07 Novembro 2024
Mohannad Saad Adam tinha 19 anos e um sonho: chegar à Europa. Ele já havia tentado várias vezes, tentando a travessia por mar, primeiro da Líbia e depois da Tunísia. Todas as vezes foi mandado de volta para aquele inferno do qual escapou e no qual encontrou a morte. Restam apenas duas fotos dele, a primeira, na qual ele esboça um sorriso, é uma selfie enviada à sua família, para dizer que, embora com dificuldade, sua vida em Sfax estava seguindo em frente. E que ele tentaria novamente deixar o país, pois essa era a única maneira de se salvar. A segunda, a última, mostra-o usando a mesma camiseta azul da primeira foto, mas manchada com o sangue de seus ferimentos. Ele está caído no chão, seus amigos o sacodem para reanimá-lo, mas não há mais nada a fazer. Atingido à morte.

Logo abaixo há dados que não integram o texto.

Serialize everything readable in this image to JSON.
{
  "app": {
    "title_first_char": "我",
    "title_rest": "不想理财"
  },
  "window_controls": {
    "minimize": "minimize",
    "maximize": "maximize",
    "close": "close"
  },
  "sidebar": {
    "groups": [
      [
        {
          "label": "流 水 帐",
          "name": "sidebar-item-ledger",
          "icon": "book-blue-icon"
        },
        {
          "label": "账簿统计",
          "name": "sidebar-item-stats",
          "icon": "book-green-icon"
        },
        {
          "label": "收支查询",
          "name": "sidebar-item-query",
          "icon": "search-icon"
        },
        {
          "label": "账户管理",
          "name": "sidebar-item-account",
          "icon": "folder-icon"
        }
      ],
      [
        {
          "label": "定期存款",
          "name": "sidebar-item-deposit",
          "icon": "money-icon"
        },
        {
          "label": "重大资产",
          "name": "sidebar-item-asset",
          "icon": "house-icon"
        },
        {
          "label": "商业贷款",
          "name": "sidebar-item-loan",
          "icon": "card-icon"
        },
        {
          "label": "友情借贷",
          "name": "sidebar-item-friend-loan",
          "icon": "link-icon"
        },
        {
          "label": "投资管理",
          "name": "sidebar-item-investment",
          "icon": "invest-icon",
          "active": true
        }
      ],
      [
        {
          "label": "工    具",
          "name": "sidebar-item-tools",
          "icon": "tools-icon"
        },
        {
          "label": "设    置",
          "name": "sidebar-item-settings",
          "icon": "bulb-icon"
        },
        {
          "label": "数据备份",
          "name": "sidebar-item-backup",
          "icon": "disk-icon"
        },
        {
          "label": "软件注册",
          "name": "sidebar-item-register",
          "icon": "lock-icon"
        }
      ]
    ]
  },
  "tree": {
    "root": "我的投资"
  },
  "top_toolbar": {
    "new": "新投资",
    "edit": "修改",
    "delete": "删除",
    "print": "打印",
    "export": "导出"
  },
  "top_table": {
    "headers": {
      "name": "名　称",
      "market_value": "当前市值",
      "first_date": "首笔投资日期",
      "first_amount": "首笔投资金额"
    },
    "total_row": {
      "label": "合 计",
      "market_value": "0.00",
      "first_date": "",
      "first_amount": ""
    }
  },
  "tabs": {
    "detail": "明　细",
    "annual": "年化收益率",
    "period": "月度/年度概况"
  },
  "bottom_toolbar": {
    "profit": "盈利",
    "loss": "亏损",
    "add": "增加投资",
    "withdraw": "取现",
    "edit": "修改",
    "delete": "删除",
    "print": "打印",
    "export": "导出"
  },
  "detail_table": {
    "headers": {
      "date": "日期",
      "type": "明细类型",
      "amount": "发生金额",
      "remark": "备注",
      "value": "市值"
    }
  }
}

A reportagem é de Eleonora Camilli, publicada por La Stampa, 04-11-2024. A tradução é de Luisa Rabolini.
“Ele era um ativista que lutava pelos direitos dos migrantes, fez isso até o fim. Ele morreu porque estava defendendo o que é justo”, enfatiza David Yambio, presidente da Refugees in Libya, que foi o primeiro a denunciar o caso que aconteceu há uma semana. “Conheci Mohannad em 2021 na Líbia, era pouco mais que um garoto. Juntos, participamos dos protestos em frente à sede do ACNUR na Líbia e, em seguida, ele foi preso e detido no campo de Ain Zara”. Em 2023, Mohannad havia se mudado para a Tunísia, onde continuou a denunciar a falta de proteção para migrantes e refugiados. As modalidades de sua morte ainda não estão claras, mas amigos que estavam com ele dizem que foi uma execução. “Um grupo de sudaneses havia se aproximado de uma chácara para lavar o rosto”, conta Yambio, ”quando um homem saiu da casa gritando frases racistas e pedindo que fossem embora, o que eles fizeram, enquanto ele disparava primeiro para o ar e depois sobre o grupo. Uma pessoa ficou gravemente ferida. Então Muhannad voltou ao local para pedir uma explicação e eles o mataram a tiros”. Mas para o presidente da Refugees in Lybia, sua morte não é um caso isolado: “A Tunísia é um país muito perigoso para os migrantes. Todos os dias há pessoas que são agredidas ou ameaçadas. O racismo é generalizado, os migrantes, especialmente os negros, são privados de qualquer forma de assistência social, e até mesmo alugar uma casa é muito difícil. Como se pode considerá-lo um país seguro?”.
Também para a ONG Mediterranea saving humans, Mohannad “sempre continuou a lutar por justiça, para construir solidariedade com todas as outras pessoas oprimidas. E foi assassinado em circunstâncias misteriosas. Naquela Tunísia à qual os nossos governos querem confiar a contenção de migrantes”.
O caso do ativista sudanês assassinado reabre as polêmicas sobre o governo de Kais Saied, o tratamento dado aos subsaarianos e seu acordo com a Itália. Também em vista das novas transferências de migrantes para a Albânia e de possíveis repatriações. “Atualmente, a Tunísia não é um país seguro nem mesmo para os próprios tunisianos. Saied levou a uma erosão contínua dos direitos fundamentais, como a liberdade de expressão. Os opositores políticos hoje estão na prisão”, enfatiza Sara Prestianni, da EuroMed Rights. “Além disso, há um clima de terror que também afeta os migrantes subsaarianos”. Prestianni lembra o caso de Sonia Dahamani, advogada e jornalista presa por criticar a gestão da imigração e o problema do racismo generalizado no país. “A violência legitimada pelos discursos de ódio é apenas uma das muitas expressões da deriva democrática que caracteriza o país, que não pode ser considerado seguro. Há também algumas sentenças que confirmam isso”.